Retour en 1987, plus précisément le 15 octobre. C’est l’anniversaire d’Octave, 13 ans. Turc d’origine kurde, il vient d’arriver à Paris et s’installe avec sa famille dans le 18e. A l’époque, il ne parle pas un mot de français, mais il apprend vite. Pas suffisamment pour réaliser son rêve de travailler dans l’aéronautique, mais assez pour intégrer moins de deux ans plus tard l’école hôtelière de la rue Belliard. Parce que chez lui, la cuisine c’est plus qu’une histoire de famille, c’est presque un héritage : « En Turquie, je vivais dans la montagne, en osmose avec la nature. Nous n’avions pas d’électricité, et tout se passait autour de la cuisine, au fil des saisons. Ma mère et ma grand-mère étaient d’excellentes cuisinières, elles m’ont transmis leur passion… ». Et leur talent !
Après la rue Belliard, Octave rentre en tant qu’apprenti chez Henri Faugeron (deux étoiles au Michelin), puis enchaîne les expériences chez d’autres étoilés mais aussi dans les boîtes de nuit ! Car on le sait moins, mais le chef est également un passionné de musique : « Pour moi, la cuisine et la musique sont très liées, parce qu’elles provoquent les mêmes émotions. On se souvient autant des sensations procurées par un plat que d’un morceau de musique. » C’est ainsi qu’en 2000, il débarque à Bruxelles pour y ouvrir le Food Club, avant de revenir à Paris en 2003 où il rencontre sa future femme, Laetitia.

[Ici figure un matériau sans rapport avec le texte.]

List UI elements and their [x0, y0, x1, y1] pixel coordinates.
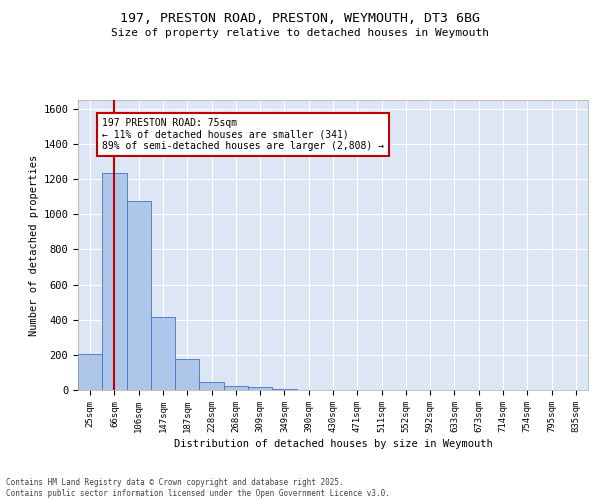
Bar	[199, 382, 224, 390]
X-axis label: Distribution of detached houses by size in Weymouth: Distribution of detached houses by size …	[173, 439, 493, 449]
Y-axis label: Number of detached properties: Number of detached properties	[29, 154, 39, 336]
Bar	[248, 388, 272, 390]
Text: 197, PRESTON ROAD, PRESTON, WEYMOUTH, DT3 6BG: 197, PRESTON ROAD, PRESTON, WEYMOUTH, DT…	[120, 12, 480, 26]
Text: 197 PRESTON ROAD: 75sqm
← 11% of detached houses are smaller (341)
89% of semi-d: 197 PRESTON ROAD: 75sqm ← 11% of detache…	[102, 118, 384, 151]
Bar	[78, 354, 102, 390]
Bar	[272, 388, 296, 390]
Bar	[224, 386, 248, 390]
Text: Contains HM Land Registry data © Crown copyright and database right 2025.
Contai: Contains HM Land Registry data © Crown c…	[6, 478, 390, 498]
Bar	[175, 359, 199, 390]
Bar	[127, 201, 151, 390]
Text: Size of property relative to detached houses in Weymouth: Size of property relative to detached ho…	[111, 28, 489, 38]
Bar	[102, 173, 127, 390]
Bar	[151, 317, 175, 390]
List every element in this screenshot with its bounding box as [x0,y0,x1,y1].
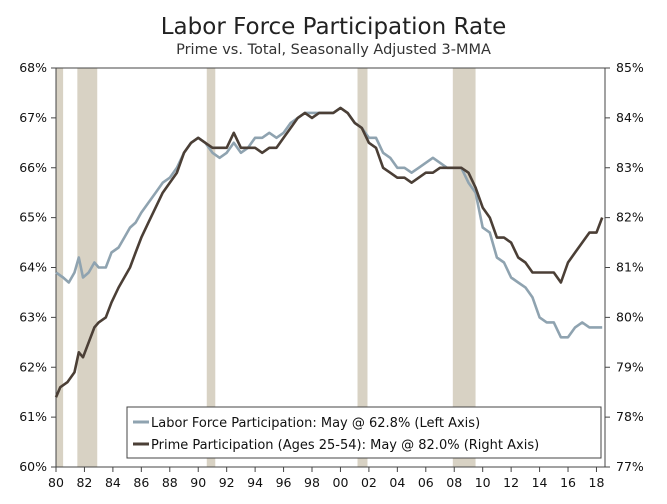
legend-label-1: Prime Participation (Ages 25-54): May @ … [151,438,539,453]
left-tick-label: 65% [19,210,47,225]
x-tick-label: 96 [276,475,292,490]
x-tick-label: 86 [133,475,149,490]
right-tick-label: 83% [616,160,644,175]
left-tick-label: 64% [19,260,47,275]
left-tick-label: 62% [19,359,47,374]
x-tick-label: 16 [560,475,576,490]
recession-band-0 [56,68,64,467]
x-tick-label: 92 [219,475,235,490]
left-tick-label: 60% [19,459,47,474]
left-tick-label: 67% [19,110,47,125]
legend-label-0: Labor Force Participation: May @ 62.8% (… [151,416,480,431]
chart-title: Labor Force Participation Rate [160,14,507,40]
x-tick-label: 08 [446,475,462,490]
x-tick-label: 02 [361,475,377,490]
x-tick-label: 84 [105,475,121,490]
recession-bands [56,68,476,467]
x-tick-label: 80 [48,475,64,490]
right-tick-label: 82% [616,210,644,225]
series-line-labor-force [55,106,603,339]
right-tick-label: 79% [616,359,644,374]
x-tick-label: 04 [389,475,405,490]
right-tick-label: 78% [616,409,644,424]
legend: Labor Force Participation: May @ 62.8% (… [126,406,602,459]
left-tick-label: 61% [19,409,47,424]
legend-box [126,406,602,459]
x-tick-label: 06 [418,475,434,490]
x-tick-label: 18 [589,475,605,490]
x-tick-label: 94 [247,475,263,490]
right-tick-label: 84% [616,110,644,125]
series-line-prime [54,106,604,398]
x-tick-label: 00 [333,475,349,490]
recession-band-1 [77,68,98,467]
left-tick-label: 66% [19,160,47,175]
right-tick-label: 80% [616,309,644,324]
x-tick-label: 90 [190,475,206,490]
right-tick-label: 85% [616,60,644,75]
right-tick-label: 81% [616,260,644,275]
recession-band-2 [206,68,216,467]
right-tick-label: 77% [616,459,644,474]
chart-subtitle: Prime vs. Total, Seasonally Adjusted 3-M… [176,42,491,58]
x-tick-label: 14 [532,475,548,490]
x-tick-label: 82 [76,475,92,490]
left-tick-label: 68% [19,60,47,75]
x-tick-label: 10 [475,475,491,490]
x-tick-label: 88 [162,475,178,490]
x-tick-label: 12 [503,475,519,490]
recession-band-3 [357,68,368,467]
x-tick-label: 98 [304,475,320,490]
axes: 60% 61% 62% 63% 64% 65% 66% 67% 68% 77% 78% 79% 80% 8… [19,60,644,490]
left-tick-label: 63% [19,309,47,324]
series-lines [54,106,604,398]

Pour la jeune femme, la restauration est une vraie vocation, même si, contrairement à son mari, elle n’a pas cette culture familiale, « mais qu’on est née en Normandie, on aime forcément les bons produits ! ». Désormais, l’aventure va s’écrire à quatre mains, d’abord au Barathym rue Ramey, puis au Marguerite rue de Clignancourt, avant l’arrivée rue Véron en 2011 et l’ouverture des Tantes Jeanne. « Au début, on voulait faire un petit resto de quartier, mais on n’était pas les seuls et on avait un positionnement un peu compliqué. Alors, on a décidé de monter en gamme pour faire quelque chose de vraiment différent. » Pari réussi puisqu’en quelques années, Les Tantes Jeanne est devenu une référence en matière de gastronomie à Montmartre.

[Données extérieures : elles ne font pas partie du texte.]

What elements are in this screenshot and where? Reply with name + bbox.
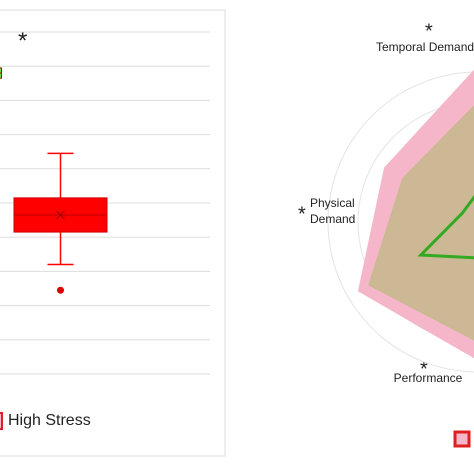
- radar-ring: [357, 101, 474, 343]
- axis-label: Physical Demand: [310, 196, 355, 226]
- legend-swatch: [0, 412, 3, 430]
- outlier: [57, 286, 64, 294]
- axis-label: Performance: [394, 371, 463, 385]
- radar-area: [368, 105, 474, 341]
- significance-mark: *: [298, 203, 306, 225]
- radar-ring: [327, 71, 474, 373]
- axis-label: Temporal Demand: [376, 40, 474, 54]
- left-panel-frame: [0, 9, 226, 457]
- radar-area: [417, 194, 474, 260]
- significance-mark: *: [420, 358, 428, 380]
- legend-swatch: [453, 430, 471, 448]
- legend-label: High Stress: [8, 412, 91, 429]
- mean-marker: [56, 210, 65, 220]
- significance-mark: *: [18, 27, 27, 54]
- significance-mark: *: [425, 20, 433, 42]
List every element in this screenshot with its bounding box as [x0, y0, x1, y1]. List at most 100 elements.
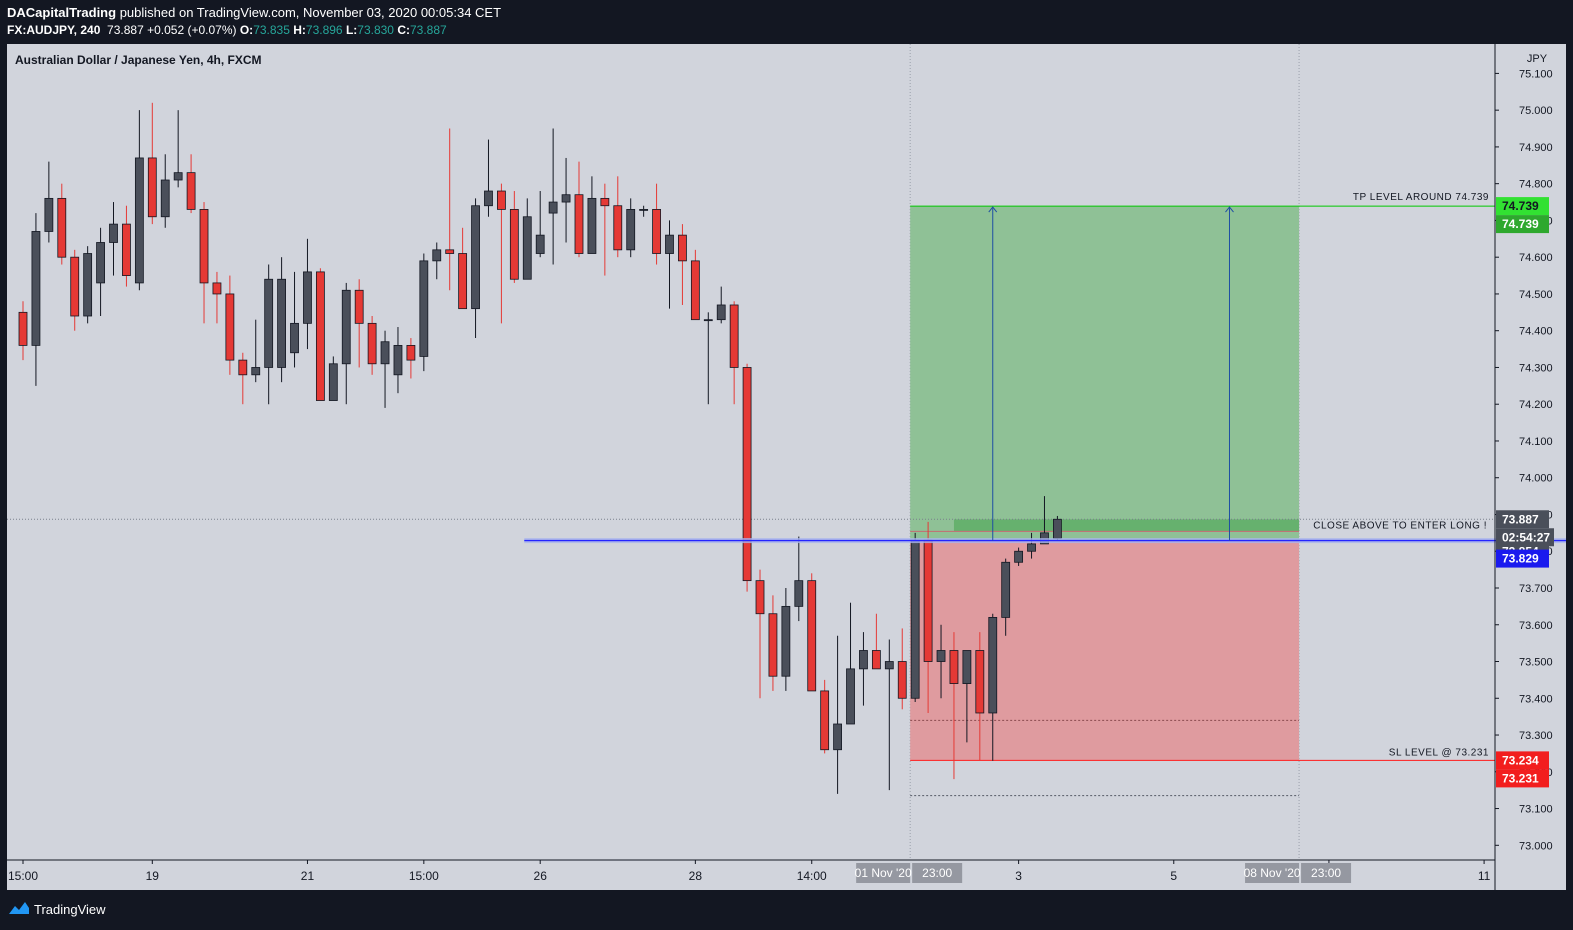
- low-label: L:: [345, 23, 358, 37]
- publisher-name[interactable]: DACapitalTrading: [7, 5, 117, 20]
- candle-body: [160, 179, 170, 218]
- candle-body: [264, 278, 274, 368]
- candle-body: [897, 661, 907, 699]
- candle-body: [341, 289, 351, 365]
- candle-body: [471, 205, 480, 310]
- candle-body: [432, 249, 442, 262]
- sl-price-label: 73.234: [1502, 753, 1539, 767]
- candle-body: [290, 322, 299, 354]
- price-tick-label: 74.300: [1519, 362, 1553, 374]
- sl-price-label-2-bg: [1496, 769, 1549, 788]
- published-text: published on TradingView.com, November 0…: [119, 5, 502, 20]
- chart-area[interactable]: TP LEVEL AROUND 74.739 CLOSE ABOVE TO ENT…: [7, 44, 1566, 890]
- close-value: 73.887: [410, 23, 447, 37]
- candle-body: [18, 311, 28, 346]
- price-tick-label: 74.400: [1519, 326, 1553, 338]
- publisher-line: DACapitalTrading published on TradingVie…: [7, 5, 501, 20]
- candle-body: [1014, 550, 1024, 563]
- candle-body: [277, 278, 287, 368]
- target-arrow-head: [988, 206, 998, 213]
- time-tick-label: 15:00: [8, 869, 38, 883]
- time-tick-label: 5: [1170, 869, 1177, 883]
- candle-body: [83, 253, 93, 317]
- sl-annotation: SL LEVEL @ 73.231: [1389, 747, 1489, 758]
- candle-body: [354, 289, 364, 324]
- candle-body: [703, 319, 713, 322]
- time-tick-label: 11: [1478, 869, 1491, 883]
- entry-annotation: CLOSE ABOVE TO ENTER LONG !: [1313, 520, 1487, 531]
- candle-body: [988, 617, 998, 714]
- countdown-label: 02:54:27: [1502, 530, 1550, 544]
- price-tick-label: 73.500: [1519, 657, 1553, 669]
- candle-body: [212, 282, 222, 295]
- low-value: 73.830: [357, 23, 394, 37]
- candle-body: [574, 194, 584, 254]
- candle-body: [923, 539, 933, 662]
- candle-body: [716, 304, 726, 321]
- price-tick-label: 74.600: [1519, 252, 1553, 264]
- candle-body: [238, 359, 248, 376]
- high-value: 73.896: [305, 23, 343, 37]
- candle-body: [484, 190, 493, 207]
- price-tick-label: 74.900: [1519, 142, 1553, 154]
- candle-body: [509, 209, 519, 280]
- time-tick-label: 21: [301, 869, 315, 883]
- price-tick-label: 75.000: [1519, 105, 1553, 117]
- candle-body: [949, 650, 959, 684]
- open-value: 73.835: [253, 23, 290, 37]
- candle-body: [820, 690, 830, 751]
- tp-price-label-bg: [1496, 197, 1549, 216]
- price-tick-label: 73.000: [1519, 840, 1553, 852]
- countdown-label-bg: [1496, 528, 1554, 547]
- ohlc-line: FX:AUDJPY, 240 73.887 +0.052 (+0.07%) O:…: [7, 23, 447, 37]
- entry-price-label: 73.829: [1502, 552, 1539, 566]
- price-tick-label: 73.400: [1519, 693, 1553, 705]
- candle-body: [962, 650, 972, 684]
- candle-body: [419, 260, 429, 357]
- price-tick-label: 74.100: [1519, 436, 1553, 448]
- candlestick-chart[interactable]: TP LEVEL AROUND 74.739 CLOSE ABOVE TO ENT…: [7, 44, 1566, 890]
- footer-bar: TradingView: [0, 890, 1573, 930]
- candle-body: [251, 367, 261, 376]
- candle-body: [1027, 543, 1036, 552]
- candle-body: [846, 668, 855, 725]
- price-tick-label: 73.600: [1519, 620, 1553, 632]
- sl-price-label-bg: [1496, 751, 1549, 770]
- candle-body: [781, 605, 791, 677]
- candle-body: [600, 197, 610, 207]
- candle-body: [57, 197, 67, 258]
- candle-body: [639, 209, 649, 211]
- candle-body: [199, 209, 209, 284]
- open-label: O:: [239, 23, 254, 37]
- tp-price-label-2-bg: [1496, 215, 1549, 234]
- symbol: FX:AUDJPY, 240: [7, 23, 101, 37]
- candle-body: [134, 157, 144, 284]
- candle-body: [1053, 518, 1062, 539]
- candle-body: [147, 157, 157, 218]
- tp-annotation: TP LEVEL AROUND 74.739: [1353, 192, 1489, 203]
- candle-body: [186, 172, 196, 210]
- end-date-label: 08 Nov '20: [1244, 866, 1301, 880]
- tp-price-label: 74.739: [1502, 199, 1539, 213]
- candle-body: [665, 234, 674, 254]
- tradingview-brand[interactable]: TradingView: [34, 902, 106, 917]
- candle-body: [1001, 561, 1011, 618]
- candle-body: [742, 367, 752, 582]
- price-tick-label: 73.300: [1519, 730, 1553, 742]
- candle-body: [328, 363, 338, 401]
- candle-body: [652, 209, 661, 254]
- candle-body: [807, 580, 817, 692]
- price-tick-label: 74.500: [1519, 289, 1553, 301]
- candle-body: [31, 231, 41, 346]
- last-price: 73.887: [107, 23, 144, 37]
- end-date-label-bg: [1245, 863, 1300, 883]
- take-profit-zone: [910, 206, 1300, 541]
- candle-body: [225, 293, 235, 361]
- tradingview-logo-icon[interactable]: [7, 900, 31, 918]
- price-tick-label: 73.100: [1519, 804, 1553, 816]
- time-tick-label: 15:00: [409, 869, 439, 883]
- header-bar: DACapitalTrading published on TradingVie…: [0, 0, 1573, 44]
- price-change: +0.052 (+0.07%): [147, 23, 237, 37]
- currency-label: JPY: [1527, 53, 1548, 65]
- candle-body: [910, 539, 920, 699]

On y vient certes pour ses viandes d’excellence, mais pas que. Octave a su créer une carte dans la pure lignée de la gastronomie française avec des origines diverses, y intégrant des produits qu’il source directement dans son pays d’origine et partout dans le monde, avec une prédilection pour le Japon. Ce qui l’intéresse, c’est de créer sa propre identité culinaire, et c’est carrément réussi. Aujourd’hui, Les Tantes Jeanne est encore monté d’un cran et vise, en plus de l’étoile, une clientèle résolument haut de gamme. « Cela demande beaucoup de travail et une remise en question permanente, mais c’est ce qui nous fait avancer ». Laetitia a passé son diplôme de sommelière, et n’est pas peu fière de pouvoir annoncer plus de 600 références en cave. Alors forcément, le budget est en conséquence, mais si c’est pour manger ne serait-ce qu’une fois dans sa vie un paleron de bœuf japonais braisé servi dans de la vaisselle produite depuis des millénaires au pays du soleil levant, ça vaut franchement le coup !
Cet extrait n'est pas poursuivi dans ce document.